The Mining Act IRR specifically enumerates the areas that are closed to mining applications, as follows:
- areas covered by valid and existing mining rights and mining applications subject to item (iii);
- old growth or virgin forests, designated watershed forest reserves, wilderness areas, mangrove forests, mossy forests, national parks, provincial and municipal forests, tree parks, greenbelts, game refuges, bird sanctuaries and areas designated as marine reserves and marine parks and tourist zones as defined by law and identified initial components of the National Integrated Protected Areas System (NIPAS) pursuant to Republic Act No. 7586 and such areas expressly prohibited thereunder, as well as under Department Administrative Order No. 25, series of 1992, and other laws;
- areas that the DENR secretary may exclude based, among others, on the proper assessment of their environmental impacts and implications on sustainable land uses, such as built-up areas and critical watersheds with appropriate barangay, municipal, city or provincial council ordinance specifying therein the location and specific boundary of the concerned area;
- offshore areas within 500 metres of the mean low tide level and onshore areas within 200 metres of the mean low tide level along the coast;
- in the case of seabed or marine aggregate quarrying, offshore areas of less than 1,500 metres from the mean low tide level of land or island and where the seabed depth is less than 30 metres, measured at mean sea level; and
- areas expressly prohibited by law.
The following areas may be opened for mining applications, subject to the pertinent conditions:
- military and other government reservations, upon prior written clearance by the government agency having jurisdiction over such reservations;
- areas near or under public or private buildings, cemeteries, archaeological and historic sites, bridges, highways, waterways, railroads, reservoirs, dams or other infrastructure projects, public or private works, including plantations or valuable crops, upon written consent of the concerned government agency or private entity subject to technical evaluation and validation by the bureau;
- areas covered by FTAA applications that shall be opened for quarry resources mining applications upon the written consent of the FTAA applicants (provided that sand and gravel permit applications shall not require consent from the FTAA, EP or MA applicant, except for MA or EP applications covering sand, gravel or alluvial gold and provided, further, that the MGB director shall formulate the necessary guidelines to govern the foregoing);
- areas covered by small-scale mining under Republic Act No. 7076 and Presidential Decree No. 1899 upon prior consent of small-scale miners, in which case a royalty payment, upon the utilisation of minerals, shall be agreed upon by the parties concerned and shall form a trust fund for the socio-economic development of the community concerned; and
- DENR project areas upon prior consent from the agency concerned.

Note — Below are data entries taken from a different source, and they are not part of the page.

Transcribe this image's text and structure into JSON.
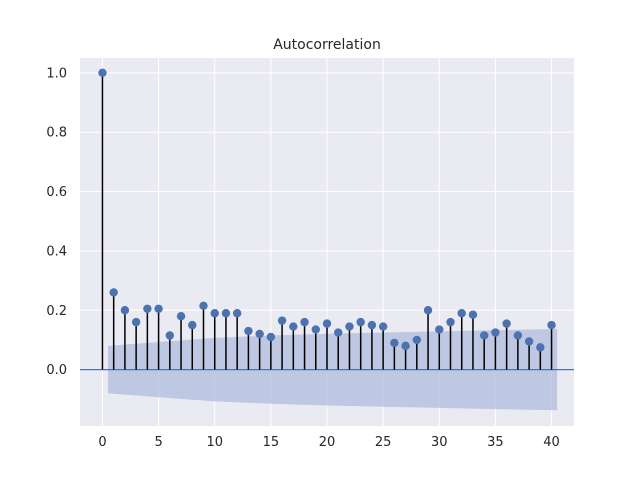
{
  "chart_data": {
    "type": "stem",
    "title": "Autocorrelation",
    "xlabel": "",
    "ylabel": "",
    "xlim": [
      -2,
      42
    ],
    "ylim": [
      -0.19,
      1.05
    ],
    "xticks": [
      0,
      5,
      10,
      15,
      20,
      25,
      30,
      35,
      40
    ],
    "yticks": [
      0.0,
      0.2,
      0.4,
      0.6,
      0.8,
      1.0
    ],
    "grid": true,
    "colors": {
      "background": "#eaeaf2",
      "grid": "#ffffff",
      "marker": "#4c72b0",
      "stem": "#000000",
      "zero_line": "#4c72b0",
      "confidence_band": "#b0bcdc"
    },
    "lags": [
      0,
      1,
      2,
      3,
      4,
      5,
      6,
      7,
      8,
      9,
      10,
      11,
      12,
      13,
      14,
      15,
      16,
      17,
      18,
      19,
      20,
      21,
      22,
      23,
      24,
      25,
      26,
      27,
      28,
      29,
      30,
      31,
      32,
      33,
      34,
      35,
      36,
      37,
      38,
      39,
      40
    ],
    "acf": [
      1.0,
      0.26,
      0.2,
      0.16,
      0.205,
      0.205,
      0.115,
      0.18,
      0.15,
      0.215,
      0.19,
      0.19,
      0.19,
      0.13,
      0.12,
      0.11,
      0.165,
      0.145,
      0.16,
      0.135,
      0.155,
      0.125,
      0.145,
      0.16,
      0.15,
      0.145,
      0.09,
      0.08,
      0.1,
      0.2,
      0.135,
      0.16,
      0.19,
      0.185,
      0.115,
      0.125,
      0.155,
      0.115,
      0.095,
      0.075,
      0.15
    ],
    "confidence_band": {
      "lags": [
        0.5,
        5,
        10,
        15,
        20,
        25,
        30,
        35,
        40.5
      ],
      "upper": [
        0.08,
        0.093,
        0.107,
        0.115,
        0.121,
        0.125,
        0.129,
        0.133,
        0.137
      ],
      "lower": [
        -0.08,
        -0.093,
        -0.107,
        -0.115,
        -0.121,
        -0.125,
        -0.129,
        -0.133,
        -0.137
      ]
    }
  }
}
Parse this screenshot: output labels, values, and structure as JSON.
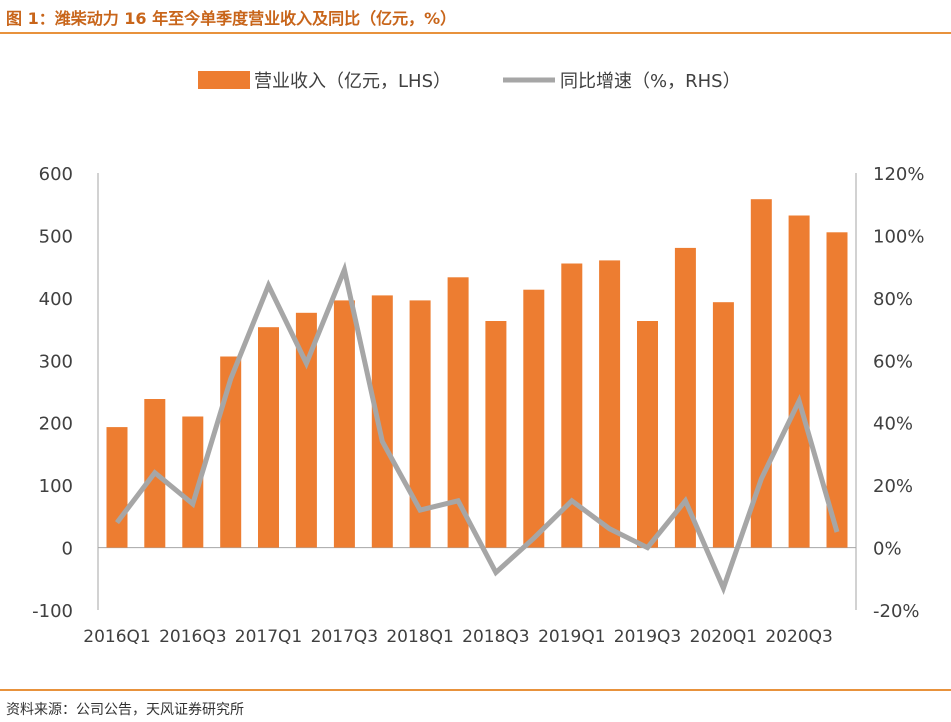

The above enumeration notwithstanding, it appears that the list of protected areas was expanded by EO 79 to include the following:
- prime agricultural lands, in addition to lands covered by Republic Act No. 6657, or the Comprehensive Agrarian Reform Law of 1988, as amended, including plantations and areas devoted to valuable crops, and strategic agriculture and fisheries development zones and fish refuge and sanctuaries declared as such by the secretary of the Department of Agriculture;
- tourism development areas, as identified in the National Tourism Development Plan; and
- other critical areas, island ecosystems and impact areas of mining as determined by current and existing mapping technologies, that the DENR may hereafter identify pursuant to existing laws, rules and regulations such as, but not limited to, the NIPAS Act.
Further, under the IRR, no MAs, FTAAs or mining permits shall be granted in areas subject to certificates of ancestral domains or ancestral land claims or in areas verified by the Department Regional Office or other office or agency of the government authorised by law for such purpose as actually occupied by the indigenous cultural communities (ICCs) under a claim of time-immemorial possession except with their prior consent.